To aid you in the process of deciding which organizations to join, here are a few relatively simple steps to follow.

 1. Do some research.

BC tries to make it as easy as possible for you to find what ignites you. Check out the MyBC page through Orgsync to see what all of the clubs on campus are about. Every organization has to have a page with general information about the org and who to contact with questions.

Another great way to check out orgs is through social media. Searching on Facebook or following the Twitter accounts for orgs will give you a good idea how active they are on campus and what exactly their day-to-day activities look like.

2. Contact someone.

After you have diligently read about several different organizations, email the people in charge of the ones that interest you most. This cannot be stressed enough: it is not creepy to ask for a meeting. In fact, it’s majorly flattering to get an email from a freshman that has only been here for a few weeks and now is interested in joining your organization. Odds are, whomever you e-mail will be more than happy to sit down and have a cup of coffee with you.

3. Make a list.

Now you’re getting down to decision time. After meeting with some upperclassmen and checking out a few meetings, you will most likely have generated a list of organizations you would be interested in joining. Creating a list is the best way to organize your thoughts and make the best decision. Most of the organizations you have found yourself drawn to can be divided into three categories: the practical org, the org that will enrich you, and the org that excites you.

The practical org is the one that you are interested in because it crosses over with your major, or what you plan to do with your life after graduation. It makes a lot of sense to do and will probably look really great on your resume.

The org that enriches you is the one that makes you a better person: service trips, campus ministry or volunteer work are all things that don’t necessarily apply to anything except your desire to help others (which is pretty awesome). These orgs are very unique to BC and act as a real guide for students as they grow throughout their four years.

The org that excites you is something that is completely unrelated to what you’re studying or what you want to do with your life. Maybe it’s something related to the arts, or a club sport that you’ve never tried. Maybe you’re one the pre-med track and are taking all science and math classes this semester, but you really want to join a political organization for a change of pace. Maybe it's the people involved or the mission of the org. It might even be something that absolutely terrifies you. But it's still on this list, so there must be a reason.

The key to a good experience with your extracurriculars is not to over extend yourself. It is much easier to add things later on than to quit things because school work is faltering or your personal life is taking a hit. These orgs aren't going anywhere and they will welcome you when you are ready to be fully present.

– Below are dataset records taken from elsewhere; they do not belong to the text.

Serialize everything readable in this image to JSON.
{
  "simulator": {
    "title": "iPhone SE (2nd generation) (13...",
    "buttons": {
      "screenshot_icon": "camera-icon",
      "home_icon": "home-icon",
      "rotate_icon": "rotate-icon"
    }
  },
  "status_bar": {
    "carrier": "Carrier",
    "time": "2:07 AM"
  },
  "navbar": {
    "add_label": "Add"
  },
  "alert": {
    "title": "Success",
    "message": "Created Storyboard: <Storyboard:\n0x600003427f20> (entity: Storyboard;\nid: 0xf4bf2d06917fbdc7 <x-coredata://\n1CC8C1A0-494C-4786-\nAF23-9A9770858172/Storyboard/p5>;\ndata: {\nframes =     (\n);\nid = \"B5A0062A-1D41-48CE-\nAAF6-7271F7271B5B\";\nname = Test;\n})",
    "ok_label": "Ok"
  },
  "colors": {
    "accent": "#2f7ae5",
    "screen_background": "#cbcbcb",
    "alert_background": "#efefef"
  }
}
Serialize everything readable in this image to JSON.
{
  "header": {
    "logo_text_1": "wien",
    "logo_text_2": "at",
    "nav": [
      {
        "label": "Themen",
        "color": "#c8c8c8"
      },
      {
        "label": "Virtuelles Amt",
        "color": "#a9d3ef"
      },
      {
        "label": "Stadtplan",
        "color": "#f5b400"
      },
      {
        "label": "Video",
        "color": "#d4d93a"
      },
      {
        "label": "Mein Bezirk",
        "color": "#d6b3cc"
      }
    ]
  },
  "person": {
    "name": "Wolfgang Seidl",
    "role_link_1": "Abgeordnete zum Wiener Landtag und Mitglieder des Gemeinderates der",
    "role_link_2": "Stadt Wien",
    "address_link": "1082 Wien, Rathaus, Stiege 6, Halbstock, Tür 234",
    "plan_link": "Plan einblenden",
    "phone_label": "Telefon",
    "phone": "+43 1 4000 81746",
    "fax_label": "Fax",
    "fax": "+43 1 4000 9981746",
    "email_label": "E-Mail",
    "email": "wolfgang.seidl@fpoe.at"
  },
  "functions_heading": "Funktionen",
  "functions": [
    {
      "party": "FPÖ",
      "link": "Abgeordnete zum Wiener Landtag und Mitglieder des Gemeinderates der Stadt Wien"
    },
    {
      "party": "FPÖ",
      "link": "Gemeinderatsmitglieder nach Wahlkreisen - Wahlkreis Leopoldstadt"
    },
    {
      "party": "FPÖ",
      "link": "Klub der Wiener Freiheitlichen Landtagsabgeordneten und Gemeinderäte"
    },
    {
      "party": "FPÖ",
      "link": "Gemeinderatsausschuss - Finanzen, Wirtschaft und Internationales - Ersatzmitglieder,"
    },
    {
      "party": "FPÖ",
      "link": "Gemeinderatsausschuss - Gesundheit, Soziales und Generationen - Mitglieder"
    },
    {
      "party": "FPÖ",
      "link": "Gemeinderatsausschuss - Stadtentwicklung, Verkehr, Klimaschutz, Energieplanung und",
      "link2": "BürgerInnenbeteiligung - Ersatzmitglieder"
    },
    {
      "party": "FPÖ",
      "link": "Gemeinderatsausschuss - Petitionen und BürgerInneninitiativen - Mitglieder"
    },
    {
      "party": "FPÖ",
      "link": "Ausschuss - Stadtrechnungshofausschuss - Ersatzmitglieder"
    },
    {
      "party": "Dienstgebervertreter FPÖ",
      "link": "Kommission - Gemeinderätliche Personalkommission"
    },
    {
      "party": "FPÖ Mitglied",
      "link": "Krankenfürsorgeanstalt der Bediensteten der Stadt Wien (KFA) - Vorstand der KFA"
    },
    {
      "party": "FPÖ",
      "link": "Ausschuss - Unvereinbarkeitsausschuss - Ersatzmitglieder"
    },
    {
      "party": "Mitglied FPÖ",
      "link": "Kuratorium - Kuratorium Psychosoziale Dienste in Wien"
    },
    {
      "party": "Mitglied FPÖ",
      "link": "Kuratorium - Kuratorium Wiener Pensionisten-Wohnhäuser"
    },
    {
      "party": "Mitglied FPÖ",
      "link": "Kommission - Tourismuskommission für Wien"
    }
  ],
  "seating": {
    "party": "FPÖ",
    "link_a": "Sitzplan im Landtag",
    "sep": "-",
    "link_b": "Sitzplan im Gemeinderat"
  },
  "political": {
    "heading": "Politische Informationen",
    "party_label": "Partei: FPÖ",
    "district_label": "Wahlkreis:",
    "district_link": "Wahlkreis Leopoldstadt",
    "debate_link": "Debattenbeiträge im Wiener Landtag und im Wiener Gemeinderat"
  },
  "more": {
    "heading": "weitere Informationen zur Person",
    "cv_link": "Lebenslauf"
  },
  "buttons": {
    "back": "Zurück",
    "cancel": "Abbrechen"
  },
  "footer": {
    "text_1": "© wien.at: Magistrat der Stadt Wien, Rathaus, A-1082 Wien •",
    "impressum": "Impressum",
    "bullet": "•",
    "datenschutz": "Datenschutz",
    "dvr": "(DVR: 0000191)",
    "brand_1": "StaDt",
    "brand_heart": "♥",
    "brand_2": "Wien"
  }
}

Ultimately, the decision on what you will spend your time doing is completely up to you. Your org will take up portions of your time that you could, and at times will want, to spend doing other things. Choose the activity (or activities) that you will be most willing to commit to: the org that you're willing to trudge through the snow for in order to attend meetings, or the one for which you are willing to do the grunt work. Doing so will most definitely change your BC experience for the better.